The human toll has become starkly visible in the numbers. During 2025, civilian casualties from bombing surged 26 percent compared to the previous year. Action on Armed Violence, a global conflict monitoring group, documented 2,248 civilians killed and 12,493 injured by explosive violence across Ukraine. The average strike now kills or injures 4.8 civilians—a 33 percent increase from 2024's average. The single deadliest attack struck Dnipro on June 24th. These figures underscore a shift in Russian strategy: as territorial gains have slowed, Moscow has intensified its targeting of cities and civilian infrastructure, inflicting maximum damage on the population and the country's ability to sustain itself through winter and beyond.
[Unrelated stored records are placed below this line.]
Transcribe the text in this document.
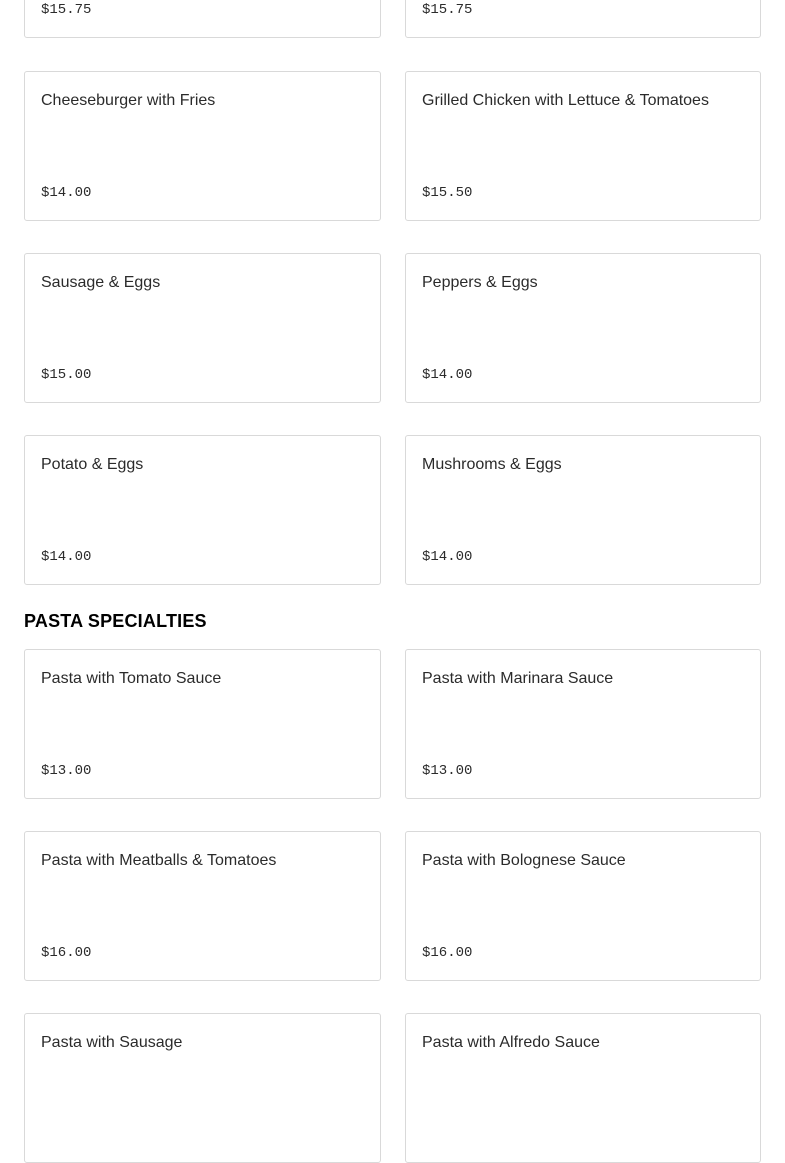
$15.75	$15.75
Cheeseburger with Fries
$14.00
Grilled Chicken with Lettuce & Tomatoes
$15.50
Sausage & Eggs
$15.00
Peppers & Eggs
$14.00
Potato & Eggs
$14.00
Mushrooms & Eggs
$14.00
PASTA SPECIALTIES
Pasta with Tomato Sauce
$13.00
Pasta with Marinara Sauce
$13.00
Pasta with Meatballs & Tomatoes
$16.00
Pasta with Bolognese Sauce
$16.00
Pasta with Sausage	Pasta with Alfredo Sauce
The convergence of these threads—rapid military gains offset by institutional corruption, diplomatic pressure mounting while Russian demands remain intransigent, battlefield momentum shadowed by escalating civilian suffering—defines Ukraine's position as it enters the fourth year of full-scale war. The Starlink disruption offered a tactical opening, but it is a window, not a solution. What happens in Geneva this week, and whether the communications advantage can be sustained or expanded, will shape the trajectory ahead.

These Ukrainian counterattacks are likely leveraging the recent block on Russian forces' access to Starlink, which is causing communications and command and control issues on the battlefield.
— Institute for the Study of War
Ukraine better come to the table fast.
— Donald Trump
A Conversa do Hearth Outra perspectiva sobre a história
Inventor

The Starlink shutdown seems almost too convenient—a single technical disruption that suddenly unlocks 201 square kilometers of territory. How much of this gain is really about the communications blackout, and how much is just Ukrainian forces being ready to move when an opportunity appeared?

Model

The ISW assessment is careful about causation, but the timing is too tight to ignore. Russian milbloggers were openly complaining about command-and-control failures starting February 5th. You don't get gains that large that quickly without the other side being genuinely hamstrung. That said, you're right that readiness matters—Ukraine had to have forces positioned and plans ready to exploit the moment. The blackout didn't create the capability; it removed the friction.

Inventor

And now Trump is pushing for fast negotiations. Does Ukraine have any leverage left if Russia knows that American pressure is on Kyiv to settle quickly?

Model

That's the trap, isn't it. Russia's maximalist demands haven't budged. They're still asking for territorial concessions and security guarantees that amount to neutrality. If Trump is publicly saying Ukraine needs to move fast, it signals to Moscow that time is on their side—that the Americans will eventually force Kyiv to accept less favorable terms.

Inventor

The corruption arrest of Galushchenko feels like it's happening at the worst possible moment for Ukraine's credibility.

Model

It does, but it's also necessary. If Ukraine is asking the West for continued support and sacrifice, it can't tolerate high-level theft and money laundering in its own government. The timing is terrible, yes. But the alternative—ignoring it—would be worse for long-term legitimacy.

Inventor

What strikes me most is the civilian casualty numbers. Twenty-six percent increase in a single year. That's not a gradual escalation; that's a shift in strategy.

Model

Russia has moved from trying to win territory to trying to break Ukrainian will through attrition and suffering. When you can't advance militarily, you target the infrastructure that keeps people alive—power plants, water systems, hospitals. It's a different kind of warfare, and it's harder to defend against because it's not about holding ground; it's about making life unsustainable.